In issues over the next few days, the story had died down. With no clue to her identity surfacing, and little other progress being made, there was not much to feed to the public. Las Piernas City Councilman Richard Longren rallied his fellow council members to invest in better lighting by the pier and an expansion of the police force to increase beach patrols. I sat back thinking that our current mayor never missed a political trick, even then.

I rewound the microfilm to the date of Hannah’s murder and went more slowly through each issue for that week. Page after page of reports that ranged from Congressional hearings to meetings of the Fuchsia Society. Then, in the local news section for Tuesday, June 21, 1955, I found my Lazarus:

 

Eyewitness to Fatal Accident Found
Coroner’s Wife Will Not Be Charged

Police announced today that no charges will be filed against Mrs.

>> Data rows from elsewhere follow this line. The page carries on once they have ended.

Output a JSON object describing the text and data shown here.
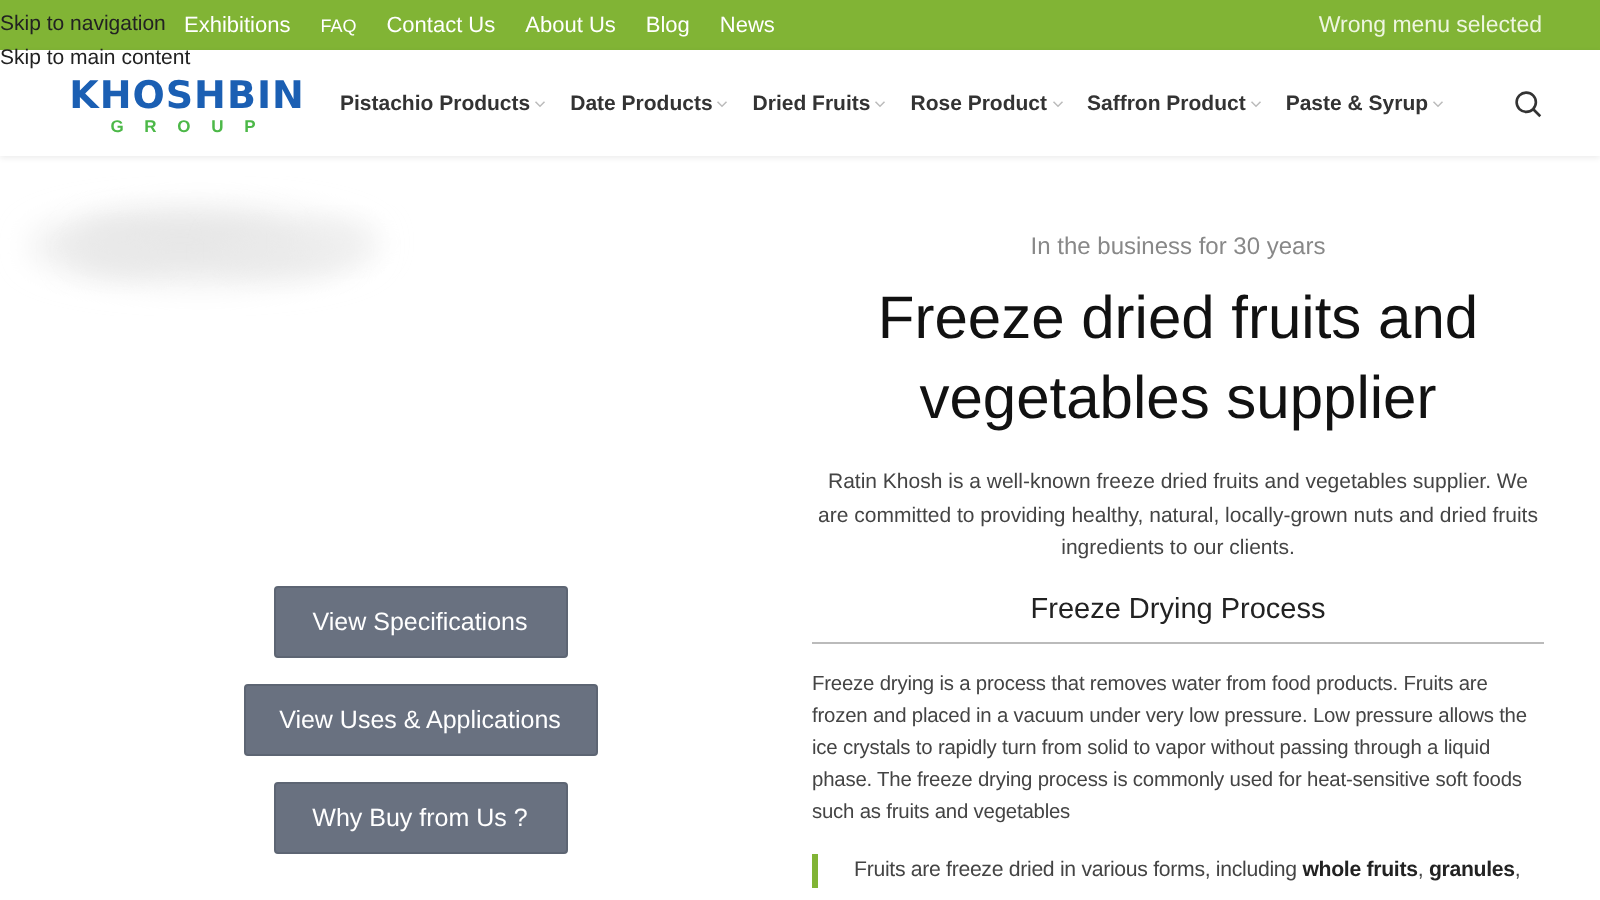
{
  "skip_links": [
    "Skip to navigation",
    "Skip to main content"
  ],
  "top_bar": {
    "links": [
      "Exhibitions",
      "FAQ",
      "Contact Us",
      "About Us",
      "Blog",
      "News"
    ],
    "notice": "Wrong menu selected"
  },
  "header": {
    "logo": {
      "name": "KHOSHBIN",
      "tagline": "G R O U P"
    },
    "menu": [
      {
        "label": "Pistachio Products"
      },
      {
        "label": "Date Products"
      },
      {
        "label": "Dried Fruits"
      },
      {
        "label": "Rose Product"
      },
      {
        "label": "Saffron Product"
      },
      {
        "label": "Paste & Syrup"
      }
    ]
  },
  "hero": {
    "kind": "picture"
  },
  "buttons": [
    "View Specifications",
    "View Uses & Applications",
    "Why Buy from Us ?"
  ],
  "intro": {
    "eyebrow": "In the business for 30 years",
    "title": "Freeze dried fruits and vegetables supplier",
    "text": "Ratin Khosh is a well-known freeze dried fruits and vegetables supplier. We are committed to providing healthy, natural, locally-grown nuts and dried fruits ingredients to our clients."
  },
  "section": {
    "heading": "Freeze Drying Process",
    "text": "Freeze drying is a process that removes water from food products. Fruits are frozen and placed in a vacuum under very low pressure. Low pressure allows the ice crystals to rapidly turn from solid to vapor without passing through a liquid phase. The freeze drying process is commonly used for heat-sensitive soft foods such as fruits and vegetables",
    "quote": "Fruits are freeze dried in various forms, including **whole fruits**, **granules**,"
  }
}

Blanche Woolsey, wife of Las Piernas Coroner Dr. Emmet Woolsey, in an accident that killed two last Sunday. A witness, whose identity was not revealed by police, saw the car of Mr. and Mrs. Henry Decker cross over a double yellow line and hit Mrs. Woolsey’s vehicle at a curve on Hampstead Road before going over a cliff.
While other witnesses had earlier identified Mrs. Woolsey’s car as the one seen weaving down the same road in a reckless fashion, this witness is apparently the only person to see the accident itself. Police refused to comment on why the witness might have delayed stepping forward until now.
Mrs. Woolsey remains hospitalized for injuries received in the accident.

 

So Woolsey’s wife was saved from charges in what looked to be a felony drunk-driving case. But who had provided the witness? Could Frank find the witness’s name in police records?

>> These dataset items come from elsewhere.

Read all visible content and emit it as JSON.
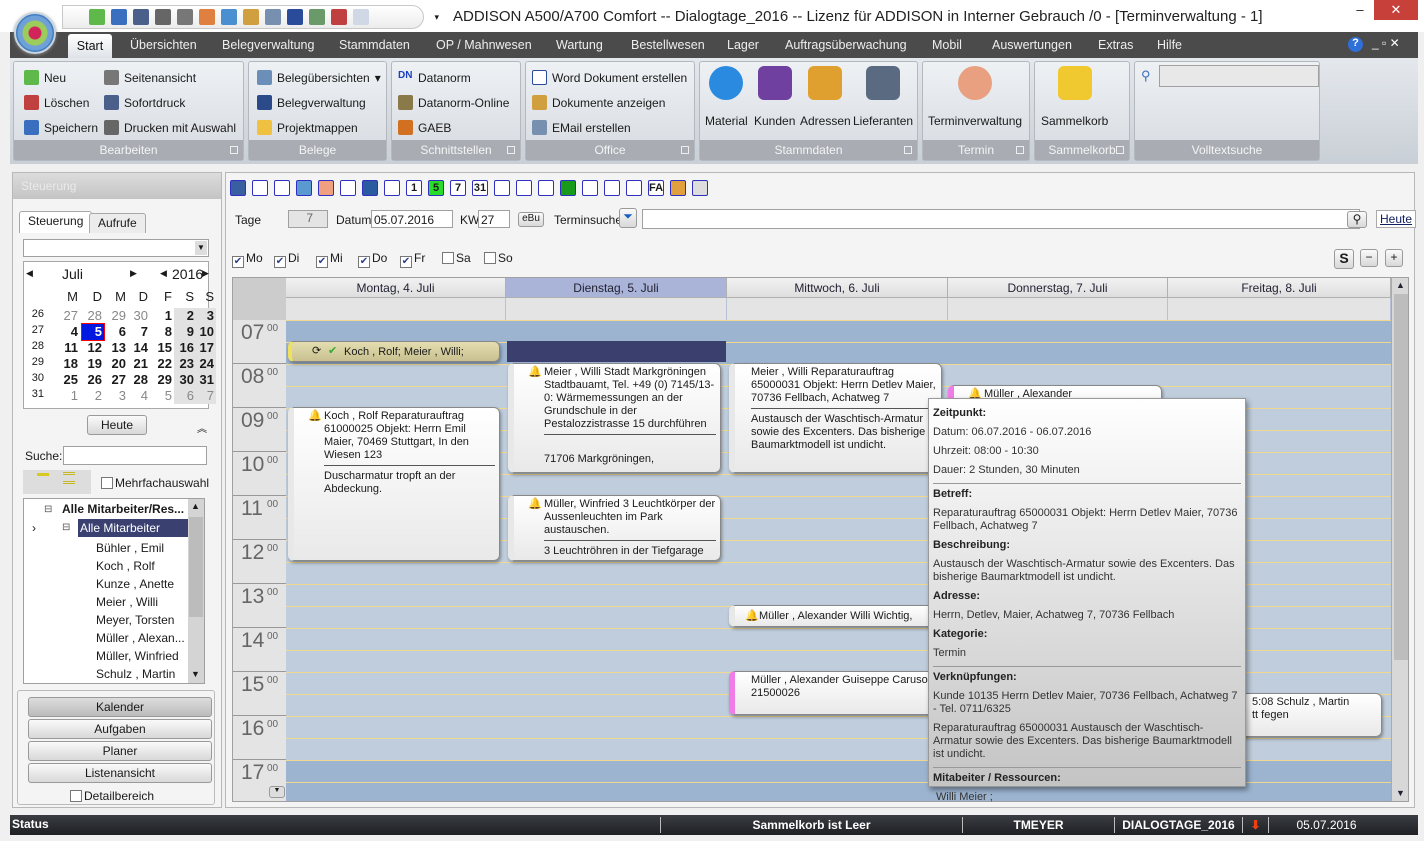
{
  "window": {
    "title": "ADDISON A500/A700 Comfort -- Dialogtage_2016 -- Lizenz für ADDISON in  Interner Gebrauch /0 - [Terminverwaltung - 1]",
    "minimize": "–",
    "maximize": "☐",
    "close": "✕"
  },
  "menu": [
    "Start",
    "Übersichten",
    "Belegverwaltung",
    "Stammdaten",
    "OP / Mahnwesen",
    "Wartung",
    "Bestellwesen",
    "Lager",
    "Auftragsüberwachung",
    "Mobil",
    "Auswertungen",
    "Extras",
    "Hilfe"
  ],
  "ribbon": {
    "bearbeiten": {
      "label": "Bearbeiten",
      "items": [
        "Neu",
        "Löschen",
        "Speichern",
        "Seitenansicht",
        "Sofortdruck",
        "Drucken mit Auswahl"
      ]
    },
    "belege": {
      "label": "Belege",
      "items": [
        "Belegübersichten",
        "Belegverwaltung",
        "Projektmappen"
      ]
    },
    "schnittstellen": {
      "label": "Schnittstellen",
      "items": [
        "Datanorm",
        "Datanorm-Online",
        "GAEB"
      ]
    },
    "office": {
      "label": "Office",
      "items": [
        "Word Dokument erstellen",
        "Dokumente anzeigen",
        "EMail erstellen"
      ]
    },
    "stammdaten": {
      "label": "Stammdaten",
      "items": [
        "Material",
        "Kunden",
        "Adressen",
        "Lieferanten"
      ]
    },
    "termin": {
      "label": "Termin",
      "items": [
        "Terminverwaltung"
      ]
    },
    "sammelkorb": {
      "label": "Sammelkorb",
      "items": [
        "Sammelkorb"
      ]
    },
    "volltextsuche": {
      "label": "Volltextsuche",
      "value": ""
    }
  },
  "left": {
    "header": "Steuerung",
    "tabs": [
      "Steuerung",
      "Aufrufe"
    ],
    "calendar": {
      "month": "Juli",
      "year": "2016",
      "weekdays": [
        "M",
        "D",
        "M",
        "D",
        "F",
        "S",
        "S"
      ],
      "weeks": [
        {
          "kw": "26",
          "days": [
            "27",
            "28",
            "29",
            "30",
            "1",
            "2",
            "3"
          ]
        },
        {
          "kw": "27",
          "days": [
            "4",
            "5",
            "6",
            "7",
            "8",
            "9",
            "10"
          ]
        },
        {
          "kw": "28",
          "days": [
            "11",
            "12",
            "13",
            "14",
            "15",
            "16",
            "17"
          ]
        },
        {
          "kw": "29",
          "days": [
            "18",
            "19",
            "20",
            "21",
            "22",
            "23",
            "24"
          ]
        },
        {
          "kw": "30",
          "days": [
            "25",
            "26",
            "27",
            "28",
            "29",
            "30",
            "31"
          ]
        },
        {
          "kw": "31",
          "days": [
            "1",
            "2",
            "3",
            "4",
            "5",
            "6",
            "7"
          ]
        }
      ],
      "selected": "5",
      "today_button": "Heute"
    },
    "search_label": "Suche:",
    "search_value": "",
    "multi_select": "Mehrfachauswahl",
    "tree": {
      "root": "Alle Mitarbeiter/Res...",
      "group": "Alle Mitarbeiter",
      "items": [
        "Bühler    , Emil",
        "Koch , Rolf",
        "Kunze , Anette",
        "Meier , Willi",
        "Meyer, Torsten",
        "Müller    , Alexan...",
        "Müller, Winfried",
        "Schulz  , Martin"
      ]
    },
    "nav": [
      "Kalender",
      "Aufgaben",
      "Planer",
      "Listenansicht"
    ],
    "detail": "Detailbereich"
  },
  "controls": {
    "tage_label": "Tage",
    "tage": "7",
    "datum_label": "Datum",
    "datum": "05.07.2016",
    "kw_label": "KW",
    "kw": "27",
    "ebu": "eBu",
    "terminsuche_label": "Terminsuche",
    "terminsuche": "",
    "heute": "Heute",
    "days": [
      {
        "label": "Mo",
        "checked": true
      },
      {
        "label": "Di",
        "checked": true
      },
      {
        "label": "Mi",
        "checked": true
      },
      {
        "label": "Do",
        "checked": true
      },
      {
        "label": "Fr",
        "checked": true
      },
      {
        "label": "Sa",
        "checked": false
      },
      {
        "label": "So",
        "checked": false
      }
    ]
  },
  "calendar": {
    "days": [
      "Montag, 4. Juli",
      "Dienstag, 5. Juli",
      "Mittwoch, 6. Juli",
      "Donnerstag, 7. Juli",
      "Freitag, 8. Juli"
    ],
    "selected_day": "Dienstag, 5. Juli",
    "hours": [
      "07",
      "08",
      "09",
      "10",
      "11",
      "12",
      "13",
      "14",
      "15",
      "16",
      "17"
    ],
    "minutes": "00",
    "events": [
      {
        "title": "Koch , Rolf; Meier , Willi;"
      },
      {
        "title": "Koch , Rolf Reparaturauftrag 61000025 Objekt:  Herrn Emil Maier, 70469 Stuttgart, In den Wiesen 123",
        "body": "Duscharmatur tropft an der Abdeckung."
      },
      {
        "title": "Meier , Willi Stadt Markgröningen Stadtbauamt, Tel. +49 (0) 7145/13-0: Wärmemessungen an der Grundschule in der Pestalozzistrasse 15 durchführen",
        "body": "71706 Markgröningen,"
      },
      {
        "title": "Müller, Winfried 3 Leuchtkörper der Aussenleuchten im Park austauschen.",
        "body": "3 Leuchtröhren in der Tiefgarage"
      },
      {
        "title": "Meier , Willi Reparaturauftrag 65000031 Objekt:  Herrn Detlev Maier, 70736 Fellbach, Achatweg 7",
        "body": "Austausch der Waschtisch-Armatur sowie des Excenters. Das bisherige Baumarktmodell ist undicht."
      },
      {
        "title": "Müller    , Alexander"
      },
      {
        "title": "Müller    , Alexander  Willi Wichtig,"
      },
      {
        "title": "Müller    , Alexander  Guiseppe Caruso,  21500026"
      },
      {
        "title": "5:08 Schulz  , Martin",
        "body": "tt fegen"
      }
    ]
  },
  "tooltip": {
    "zeitpunkt": "Zeitpunkt:",
    "datum": "Datum: 06.07.2016 - 06.07.2016",
    "uhrzeit": "Uhrzeit: 08:00 - 10:30",
    "dauer": "Dauer: 2 Stunden, 30 Minuten",
    "betreff_h": "Betreff:",
    "betreff": "Reparaturauftrag 65000031 Objekt:  Herrn Detlev Maier, 70736 Fellbach, Achatweg 7",
    "beschreibung_h": "Beschreibung:",
    "beschreibung": "Austausch der Waschtisch-Armatur sowie des Excenters. Das bisherige Baumarktmodell ist undicht.",
    "adresse_h": "Adresse:",
    "adresse": "Herrn, Detlev, Maier, Achatweg 7, 70736 Fellbach",
    "kategorie_h": "Kategorie:",
    "kategorie": "Termin",
    "verkn_h": "Verknüpfungen:",
    "verkn1": "Kunde 10135 Herrn Detlev Maier, 70736 Fellbach, Achatweg 7 - Tel. 0711/6325",
    "verkn2": "Reparaturauftrag 65000031 Austausch der Waschtisch-Armatur sowie des Excenters. Das bisherige Baumarktmodell ist undicht.",
    "mitarbeiter_h": "Mitabeiter / Ressourcen:",
    "mitarbeiter": "Willi Meier ;"
  },
  "status": {
    "label": "Status",
    "sammelkorb": "Sammelkorb ist   Leer",
    "user": "TMEYER",
    "db": "DIALOGTAGE_2016",
    "date": "05.07.2016"
  },
  "colors": {
    "accent": "#0018e0",
    "selected_day": "#aab3d8",
    "selected_slot": "#3a3f6e",
    "allday_event": "#d8d2a0",
    "category_pink": "#f07ce8",
    "grid_work": "#bfcddc",
    "grid_offhours": "#9cb4d0"
  }
}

I kept looking through the issues for that week to see if anything more had been written on the accident, when I came across the society pages for Sunday, June 26. Over two different pages, large photographs, and lavish detail were given to what must have been the major wedding of the last half century in Las Piernas: the marriage of Elinor Sheffield to a young man who had been recently appointed to the staff of the district attorney’s office — a young Harvard Law School graduate by the name of Andrew Hollingsworth — on the previous day.